We are gathering more info on the issue. Any other suggestions?

Thanks!

hello carolina.trejos,

did you apply that libnvargus.so to r32.7.2 directly?

since I’ve based-on r32.7.5 to cherry-pick couple of fixes to re-build libnvargus.
you must moving to JP-4.6.5/r32.7.5 to apply that pre-built update, or, it might have some dependency issues.

Hi @JerryChang,

We updated and tested JP-5.1.2, and the error seems different but the behavior is ultimately the same. We get the following error.

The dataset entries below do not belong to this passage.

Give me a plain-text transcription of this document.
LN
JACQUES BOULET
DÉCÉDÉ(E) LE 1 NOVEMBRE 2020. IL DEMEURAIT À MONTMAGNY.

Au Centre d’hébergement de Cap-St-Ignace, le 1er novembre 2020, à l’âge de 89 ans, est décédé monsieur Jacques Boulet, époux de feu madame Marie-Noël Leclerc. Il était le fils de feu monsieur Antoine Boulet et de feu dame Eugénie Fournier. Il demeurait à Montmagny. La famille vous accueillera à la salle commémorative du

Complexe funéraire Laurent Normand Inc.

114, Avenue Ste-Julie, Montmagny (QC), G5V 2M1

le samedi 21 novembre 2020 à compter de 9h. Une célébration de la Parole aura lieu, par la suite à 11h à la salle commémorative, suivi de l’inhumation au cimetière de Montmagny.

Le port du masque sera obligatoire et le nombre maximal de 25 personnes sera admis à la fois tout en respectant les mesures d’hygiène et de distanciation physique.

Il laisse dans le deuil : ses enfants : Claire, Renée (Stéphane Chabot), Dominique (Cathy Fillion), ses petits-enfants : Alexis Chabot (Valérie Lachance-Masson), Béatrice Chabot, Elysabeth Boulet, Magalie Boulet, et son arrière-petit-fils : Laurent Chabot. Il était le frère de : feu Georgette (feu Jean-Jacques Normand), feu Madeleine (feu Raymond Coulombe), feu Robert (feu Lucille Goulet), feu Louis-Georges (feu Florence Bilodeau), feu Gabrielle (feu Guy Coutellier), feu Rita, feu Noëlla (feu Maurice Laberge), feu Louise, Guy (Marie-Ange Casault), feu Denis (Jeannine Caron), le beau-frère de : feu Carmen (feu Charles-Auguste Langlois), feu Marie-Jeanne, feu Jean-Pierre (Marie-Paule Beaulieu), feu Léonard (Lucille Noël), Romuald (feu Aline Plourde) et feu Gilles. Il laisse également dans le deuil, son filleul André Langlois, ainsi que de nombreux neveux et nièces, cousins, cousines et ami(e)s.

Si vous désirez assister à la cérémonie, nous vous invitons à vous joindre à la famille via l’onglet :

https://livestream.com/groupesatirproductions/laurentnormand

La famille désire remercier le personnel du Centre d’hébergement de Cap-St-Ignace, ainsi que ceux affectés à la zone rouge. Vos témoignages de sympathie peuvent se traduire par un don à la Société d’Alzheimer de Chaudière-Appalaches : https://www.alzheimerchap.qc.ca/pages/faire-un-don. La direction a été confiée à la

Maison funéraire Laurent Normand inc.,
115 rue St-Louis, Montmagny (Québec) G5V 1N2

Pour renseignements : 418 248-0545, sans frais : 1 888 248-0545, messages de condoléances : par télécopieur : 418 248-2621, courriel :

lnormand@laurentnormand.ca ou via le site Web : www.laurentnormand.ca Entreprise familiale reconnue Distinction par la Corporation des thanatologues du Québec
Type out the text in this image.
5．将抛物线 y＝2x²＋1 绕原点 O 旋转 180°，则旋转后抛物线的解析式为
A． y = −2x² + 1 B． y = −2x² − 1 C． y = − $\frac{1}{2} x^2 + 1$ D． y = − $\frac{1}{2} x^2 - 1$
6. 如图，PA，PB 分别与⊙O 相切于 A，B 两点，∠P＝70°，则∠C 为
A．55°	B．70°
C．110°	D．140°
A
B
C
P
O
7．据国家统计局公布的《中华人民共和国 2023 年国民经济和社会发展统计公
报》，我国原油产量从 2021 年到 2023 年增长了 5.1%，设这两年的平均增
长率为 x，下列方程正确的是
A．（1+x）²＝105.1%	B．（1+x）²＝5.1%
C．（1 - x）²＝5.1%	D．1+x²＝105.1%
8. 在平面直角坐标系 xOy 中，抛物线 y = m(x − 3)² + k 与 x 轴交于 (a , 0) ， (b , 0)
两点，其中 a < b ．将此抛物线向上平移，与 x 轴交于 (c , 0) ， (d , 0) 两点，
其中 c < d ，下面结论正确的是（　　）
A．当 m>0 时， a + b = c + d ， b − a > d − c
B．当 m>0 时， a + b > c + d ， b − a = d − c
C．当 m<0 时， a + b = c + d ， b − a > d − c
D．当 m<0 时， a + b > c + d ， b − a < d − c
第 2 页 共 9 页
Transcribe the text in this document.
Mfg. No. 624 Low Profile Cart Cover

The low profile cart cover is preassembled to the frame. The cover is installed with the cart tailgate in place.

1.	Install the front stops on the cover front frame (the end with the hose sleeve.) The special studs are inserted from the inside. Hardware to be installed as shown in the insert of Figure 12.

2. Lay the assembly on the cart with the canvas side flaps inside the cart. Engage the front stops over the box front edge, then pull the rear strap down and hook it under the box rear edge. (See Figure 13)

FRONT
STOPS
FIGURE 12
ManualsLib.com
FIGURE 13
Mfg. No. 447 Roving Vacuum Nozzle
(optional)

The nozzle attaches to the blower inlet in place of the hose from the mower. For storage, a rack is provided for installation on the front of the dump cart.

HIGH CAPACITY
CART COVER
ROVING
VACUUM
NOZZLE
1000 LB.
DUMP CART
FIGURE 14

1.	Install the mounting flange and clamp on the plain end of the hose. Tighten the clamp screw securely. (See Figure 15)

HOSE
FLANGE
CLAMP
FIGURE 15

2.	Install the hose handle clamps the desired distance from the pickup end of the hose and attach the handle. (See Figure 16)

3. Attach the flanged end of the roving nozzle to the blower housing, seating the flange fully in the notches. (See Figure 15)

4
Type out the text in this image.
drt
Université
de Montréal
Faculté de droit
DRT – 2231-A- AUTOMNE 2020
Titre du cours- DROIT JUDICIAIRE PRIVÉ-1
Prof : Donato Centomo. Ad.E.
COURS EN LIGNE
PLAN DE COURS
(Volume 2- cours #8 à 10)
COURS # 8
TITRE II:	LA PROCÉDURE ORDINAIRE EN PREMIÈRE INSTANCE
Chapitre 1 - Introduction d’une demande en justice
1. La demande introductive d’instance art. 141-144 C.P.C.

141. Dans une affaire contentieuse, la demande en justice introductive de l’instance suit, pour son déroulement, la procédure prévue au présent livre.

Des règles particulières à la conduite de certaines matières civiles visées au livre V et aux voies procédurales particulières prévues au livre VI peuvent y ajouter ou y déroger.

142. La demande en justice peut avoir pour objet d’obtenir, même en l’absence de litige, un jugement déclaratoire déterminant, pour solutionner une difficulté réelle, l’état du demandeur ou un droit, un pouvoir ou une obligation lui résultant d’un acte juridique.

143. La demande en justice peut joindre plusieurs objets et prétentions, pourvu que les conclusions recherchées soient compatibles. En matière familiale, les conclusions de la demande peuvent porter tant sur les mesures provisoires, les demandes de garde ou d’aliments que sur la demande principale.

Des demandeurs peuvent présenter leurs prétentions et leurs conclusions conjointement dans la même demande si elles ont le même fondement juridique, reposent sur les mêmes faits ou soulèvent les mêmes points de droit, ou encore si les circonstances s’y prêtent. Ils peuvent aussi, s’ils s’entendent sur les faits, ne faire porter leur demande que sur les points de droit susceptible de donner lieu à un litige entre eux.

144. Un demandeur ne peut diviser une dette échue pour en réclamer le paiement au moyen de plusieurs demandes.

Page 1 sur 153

Setting pipeline to PAUSED …
Pipeline is live and does not need PREROLL …
0:00:00.791217314 45606 0xaaaadea59b00 DEBUG nvarguscamerasrc gstnvarguscamerasrc.cpp:1449:gst_nv_argus_camera_set_caps: Received caps video/x-raw(memory:NVMM), width=(int)1920, height=(int)1080, format=(string)NV12, framerate=(fraction)30/1
Setting pipeline to PLAYING …
New clock: GstSystemClock
Error generated. /dvs/git/dirty/git-master_linux/multimedia/nvgstreamer/gst-nvarguscamera/gstnvarguscamerasrc.cpp, threadExecute:694 NvBufSurfaceFromFd Failed.
Error generated. /dvs/git/dirty/git-master_linux/multimedia/nvgstreamer/gst-nvarguscamera/gstnvarguscamerasrc.cpp, threadFunction:247 (propagating)
ERROR: from element /GstPipeline:pipeline0/GstNvArgusCameraSrc:nvarguscamerasrc0: DISCONNECTED
Additional debug info:
Argus Error Status
GST_ARGUS: Creating output stream
CONSUMER: Waiting until producer is connected…
GST_ARGUS: Available Sensor modes :
GST_ARGUS: 1920 x 1080 FR = 29,999999 fps Duration = 33333334 ; Analog Gain range min 1,000000, max 31,622776; Exposure Range min 118000, max 33333000;

hello carolina.trejos,

honestly, there’re several camera bugs within JP-5.1.2/r35.4.1.
for instance,

  1. Topic 268833, JP-5.1.2 camera firmware to update deskew algorithm, and also stability fixes.
  2. Topic 268519, memory corruption within libnvargus for multiple camera use-case.
  3. Topic 305949, Argus long run stability issue fixes.